Sometimes it is useful to understand the nature of parts of this
dependency graph, as its nature will impact the success or failure of
operations including merge, rebase, cherry-pick etc.  Please see [the
`USE-CASES.md` file](USE-CASES.md) for more details.


Installation
------------

Please see [the `INSTALL.md` file](INSTALL.md).


Usage
-----

Please see [the `USAGE.md` file](USAGE.md).

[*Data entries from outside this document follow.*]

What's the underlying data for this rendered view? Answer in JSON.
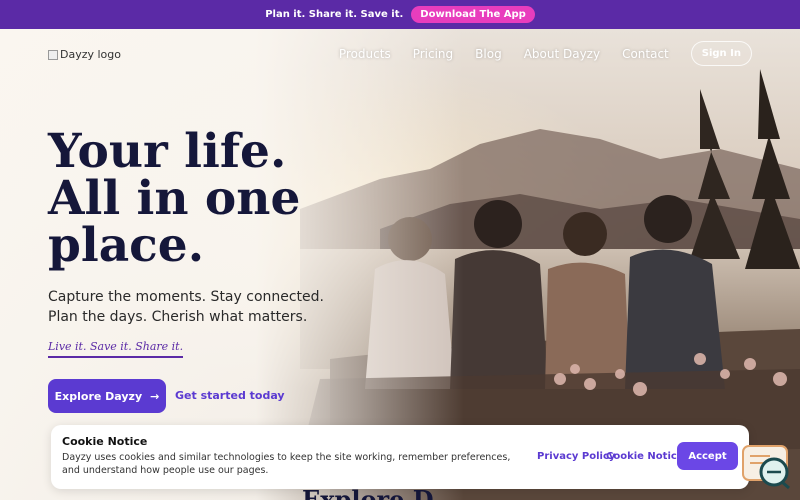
{
  "topbar": {
    "text": "Plan it. Share it. Save it.",
    "cta_label": "Download The App",
    "bg_color": "#5b2aa6",
    "cta_color": "#e83dbd"
  },
  "nav": {
    "logo_alt": "Dayzy logo",
    "links": [
      "Products",
      "Pricing",
      "Blog",
      "About Dayzy",
      "Contact"
    ],
    "signin_label": "Sign In"
  },
  "hero": {
    "headline_lines": [
      "Your life.",
      "All in one",
      "place."
    ],
    "subhead_lines": [
      "Capture the moments. Stay connected.",
      "Plan the days. Cherish what matters."
    ],
    "tagline": "Live it. Save it. Share it.",
    "primary_cta": "Explore Dayzy",
    "primary_cta_icon": "arrow-right-icon",
    "secondary_cta": "Get started today"
  },
  "cookie_notice": {
    "title": "Cookie Notice",
    "body": "Dayzy uses cookies and similar technologies to keep the site working, remember preferences, and understand how people use our pages.",
    "privacy_link": "Privacy Policy",
    "cookie_link": "Cookie Notice",
    "accept_label": "Accept"
  },
  "peek_heading": "Explore D",
  "colors": {
    "accent": "#5b3ad1",
    "heading": "#15173a"
  }
}
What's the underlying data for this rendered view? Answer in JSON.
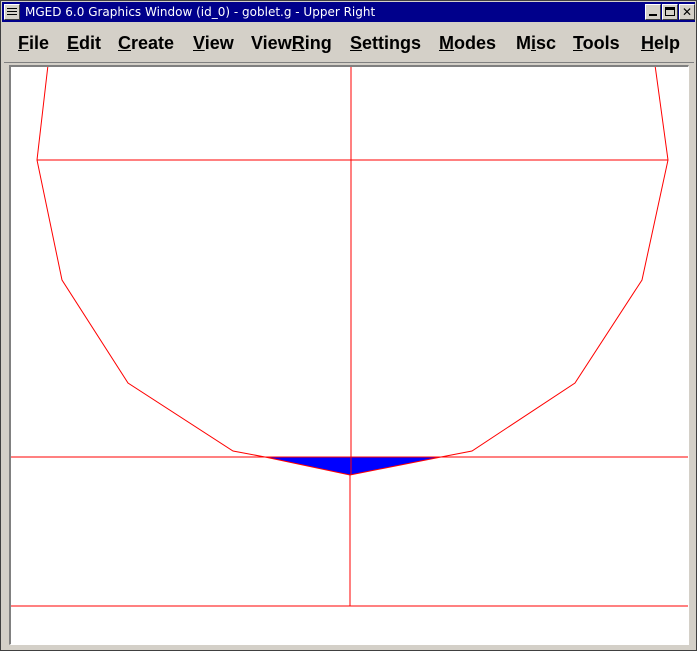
{
  "window": {
    "title": "MGED 6.0 Graphics Window (id_0) - goblet.g - Upper Right"
  },
  "menu": [
    {
      "first": "F",
      "rest": "ile"
    },
    {
      "first": "E",
      "rest": "dit"
    },
    {
      "first": "C",
      "rest": "reate"
    },
    {
      "first": "V",
      "rest": "iew"
    },
    {
      "pre": "View",
      "first": "R",
      "rest": "ing"
    },
    {
      "first": "S",
      "rest": "ettings"
    },
    {
      "first": "M",
      "rest": "odes"
    },
    {
      "pre": "M",
      "first": "i",
      "rest": "sc"
    },
    {
      "first": "T",
      "rest": "ools"
    },
    {
      "first": "H",
      "rest": "elp"
    }
  ],
  "colors": {
    "wireframe": "#ff0000",
    "highlight": "#0000ff",
    "canvas": "#ffffff"
  }
}
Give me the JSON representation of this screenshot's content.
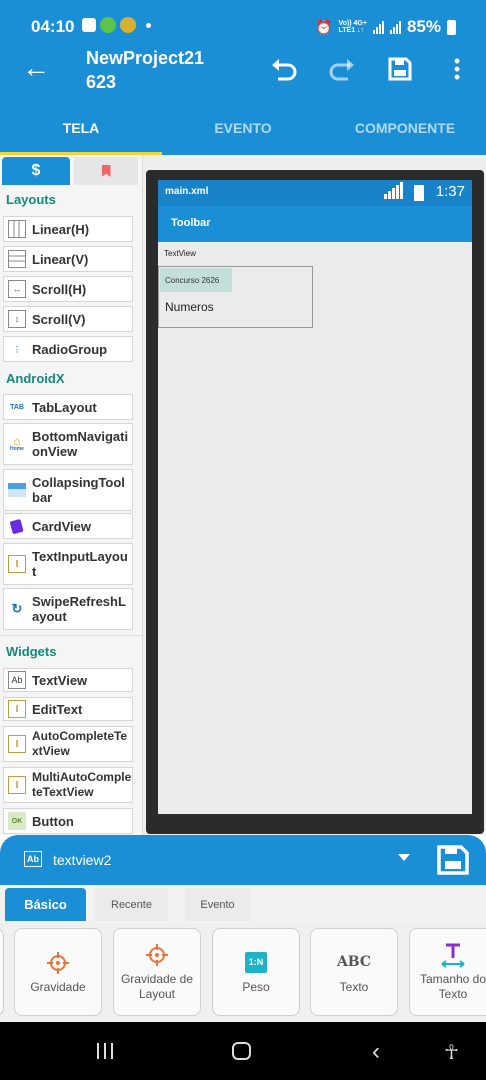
{
  "status_bar": {
    "time": "04:10",
    "network_top": "Vo)) 4G+",
    "network_bottom": "LTE1 ↓↑",
    "battery": "85%"
  },
  "app_bar": {
    "title": "NewProject21",
    "subtitle": "623"
  },
  "tabs": [
    "TELA",
    "EVENTO",
    "COMPONENTE"
  ],
  "palette": {
    "tab_icon": "$",
    "sections": [
      {
        "title": "Layouts"
      },
      {
        "title": "AndroidX"
      },
      {
        "title": "Widgets"
      }
    ],
    "layouts": [
      {
        "label": "Linear(H)",
        "icon": "linear-h-icon"
      },
      {
        "label": "Linear(V)",
        "icon": "linear-v-icon"
      },
      {
        "label": "Scroll(H)",
        "icon": "scroll-h-icon"
      },
      {
        "label": "Scroll(V)",
        "icon": "scroll-v-icon"
      },
      {
        "label": "RadioGroup",
        "icon": "radiogroup-icon"
      }
    ],
    "androidx": [
      {
        "label": "TabLayout",
        "icon_text": "TAB"
      },
      {
        "label": "BottomNavigationView",
        "icon_text": "Home"
      },
      {
        "label": "CollapsingToolbar",
        "icon": "collapsing-toolbar-icon"
      },
      {
        "label": "CardView",
        "icon": "cardview-icon"
      },
      {
        "label": "TextInputLayout",
        "icon_text": "I"
      },
      {
        "label": "SwipeRefreshLayout",
        "icon": "refresh-icon"
      }
    ],
    "widgets": [
      {
        "label": "TextView",
        "icon_text": "Ab"
      },
      {
        "label": "EditText",
        "icon_text": "I"
      },
      {
        "label": "AutoCompleteTextView",
        "icon_text": "I"
      },
      {
        "label": "MultiAutoCompleteTextView",
        "icon_text": "I"
      },
      {
        "label": "Button",
        "icon_text": "OK"
      }
    ]
  },
  "preview": {
    "file_name": "main.xml",
    "time": "1:37",
    "toolbar_title": "Toolbar",
    "textview_label": "TextView",
    "concurso_text": "Concurso 2626",
    "numeros_text": "Numeros"
  },
  "selection": {
    "icon_text": "Ab",
    "name": "textview2"
  },
  "property_tabs": [
    "Básico",
    "Recente",
    "Evento"
  ],
  "properties": [
    {
      "label": "Gravidade",
      "icon": "gravity-icon"
    },
    {
      "label": "Gravidade de Layout",
      "icon": "layout-gravity-icon"
    },
    {
      "label": "Peso",
      "icon_text": "1:N"
    },
    {
      "label": "Texto",
      "icon_text": "ABC"
    },
    {
      "label": "Tamanho do Texto",
      "icon": "text-size-icon"
    }
  ],
  "colors": {
    "primary": "#1b8fd6",
    "accent": "#f2d43a",
    "section": "#118a7e"
  }
}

Textual vs. semantic (in)dependence
-----------------------------------

Astute readers will note that textual independence as detected by
`git-deps` is not the same as semantic / logical independence.
Textual independence means that the changes can be applied in any
order without incurring conflicts, but this is not a reliable
indicator of logical independence.

For example a change to a function and corresponding changes to the
tests and/or documentation for that function would typically exist in
different files.  So if those changes were in separate commits within
a branch, running `git-deps` on the commits would not detect any
dependency between them even though they are logically related,
because changes in different files (or even in different areas of the
same files) are textually independent.

So in this case, `git-deps` would not behave exactly how we might
want.  And for as long as AI is an unsolved problem, it is very
unlikely that it will ever develop totally reliable behaviour.  So
does that mean `git-deps` is useless?  Absolutely not!

Firstly, when [best
practices](https://crealytics.com/blog/5-reasons-keeping-git-commits-small/)
for [commit
structuring](https://wiki.openstack.org/wiki/GitCommitMessages#Structural_split_of_changes)
are adhered to, changes which are strongly logically related should be
placed within the same commit anyway.  So in the example above, a
change to a function and corresponding changes to the tests and/or
documentation for that function should all be within a single commit.
(Although this is not the only valid approach; for a more advanced
meta-history grouping mechanism, see
[`git-dendrify`](https://github.com/bennorth/git-dendrify).)

Secondly, whilst textual independence does not imply logical
independence, the converse is expected to be more commonly true:
logical independence often implies textual independence (or stated
another way, textual dependence often implies logical dependence).  So
while it might not be too uncommon for `git-deps` to fail to detect
the dependency between logically-related changes, it should be rarer
that it incorrectly infers a dependency between logically unrelated
changes.  In other words, its false negatives are generally expected
to be more common than its false positives.  As a result it is likely
to be more useful in determining a lower bound on dependencies than an
upper bound.  Having said that, more research is needed on this.

Thirdly, it is often unhelpful to allow [the quest for the perfect
become the enemy of the
good](https://en.wikipedia.org/wiki/Perfect_is_the_enemy_of_good) - a
tool does not have to be perfect to be useful; it only has to be
better than performing the same task without the tool.

Further discussion on some of these points can be found in [an old
thread from the git mailing
list](https://public-inbox.org/git/20160528112417.GD11256@pacific.linksys.moosehall/).

Ultimately though, ["the proof is in the
pudding"](https://en.wiktionary.org/wiki/the_proof_is_in_the_pudding),
so try it out and see!


Development / support / feedback
--------------------------------

Please see [the `CONTRIBUTING.md` file](CONTRIBUTING.md).


History
-------

Please see [the `HISTORY.md` file](HISTORY.md).


Credits
------

Special thanks to [SUSE](https://suse.com) for partially sponsoring
the development of this software.  Thanks also to everyone who has
contributed code, bug reports, and other feedback.


License
-------

Released under [GPL version 2](LICENSE.txt) in order to be consistent with
[`git`'s license](https://github.com/git/git/blob/master/COPYING), but
I'm open to the idea of dual-licensing if there's a convincing reason.